Society's Child
Bondevik, who twice served as a Prime Minister of Norway and is still eligible to a diplomatic travel document, was held earlier this week at a Dulles air hub outside Washington DC.
He was travelling to the US to attend the National Prayer Breakfast, a string of high-profile gatherings attended by international guests and religious leaders following the inauguration of the new US President.
However, Bondevik was taken aside by the US airport staff and unceremoniously bundled into a room with people from the Middle East who were also subjected to checks. After waiting for over half an hour, he was questioned for 20 minutes over his visit to Iran, before being allowed in.
"They began to ask me why I had been in Iran and what I was going to do in the US," he told the Norwegian TV2. Bondevik, who currently serves as President of the The Oslo Centre human rights organization, was in Iran in 2014 to deliver a speech.
"It seems as though when the name of one of the banned countries comes up, they [US] now put up the barbed wire," the former PM said. "I became quite provoked," Bondevik noted, recalling that he was in the US on a number of official visits and that the incident represented "unnecessary suspicion."
In January, US President Donald Trump signed an executive order imposing a blanket ban on all Syrian asylum seekers until major changes were made to the asylum program. Citing national security concerns, the order also prohibited citizens from six Arab nations, including Iran, from entering the United States for three months, sparking an uproar both inside and outside the US.
Bondevik, however, said he wasn't stopped because of Trump's travel ban, but as a result of a law issued under former President Obama following the terrorist attacks in Paris and California.

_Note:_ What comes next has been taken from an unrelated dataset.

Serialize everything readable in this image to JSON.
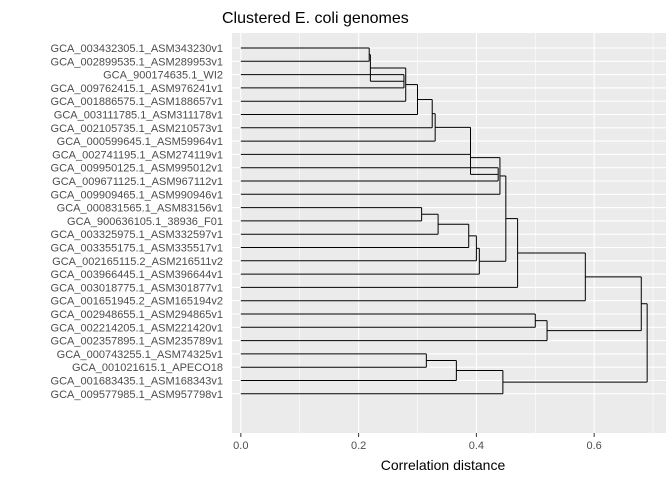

In an interview with ABC7, the former PM said he understands the fears in Washington over potential terrorist threats.
However, "it should be enough when they found that I have a diplomatic passport, [that I am a] former prime minister," Bondevik told the news outlet.
He added that the respective document and his former status should have been reason enough "to understand that I don't represent any problem or threat to this country and [to] let me go immediately, but they didn't."
The former Norwegian PM, who has been a vocal advocate of peace efforts and reconciliation attempts across the world, now says the latest step by the new US leader raises concerns. "You shouldn't treat entire groups of people in this manner," he told TV2.
"I have to admit I fear the future (with Trump as president). There's been a lot of progress in the world the last few decades, but this gives great cause for concern, along with the authoritarian leaders we see steering other large countries."
Comment: What progress is he referring to?
Reader Comments
King Harald is purely a symbolic figurehead, and has pretty much no political power at all. Just like all the other "monarchies" of Europe.
U.S troops have been training in northern Norway for a few weeks each year since as long as I can remember, probably for as long as the country has been a member of NATO. Nothing new there. The report that US troops were training on the Norwegian border to Russia was so imprecise that it became a diplomatic embarassment after a while; they were training roughly 1000 kilometers by air from the border, closer to Finland's and Sweden's Northwesternmost territories than Russia.
I live near the Russian border, and work with Russians every day. Nobody here fears an invasion from the East. The locals aren't afraid at all. The same thing can't be said about Oslo, where the power resides. They believe NATO and EU propaganda where Russia is seen as a threat to Western world domination. Which means that yes, Norway is being pushed against Russia, just like all the other countries in Europe.
Norway has been a good dog and the Government has been accepting and implementing EU directives better and more efficiently than all other nations in the EU and EEA (Norway's a member of the latter, to gain access to the European market). Leaving the EEA is as much a non-subject politically as joining the EU is.
Military spending has been very low for decades, so the recent reports of a "historic increase" still doesn't mean that Norway's flexing muscles here in the high North. Our only spy ship was replaced with a new one last year, and most of any extra money will go to the new fighter jets we bought from the US (which are yet to come, due to scandals and whatnot). The navy is scrapping ships due to a lack of funds, and military bases are closed one after another. So no, the "new cold war" that foreign media is reporting, is simply anti-Russian propaganda with no basis in reality.






Will stuff like this push the king towards Russia? any Norwegians here that can answer that?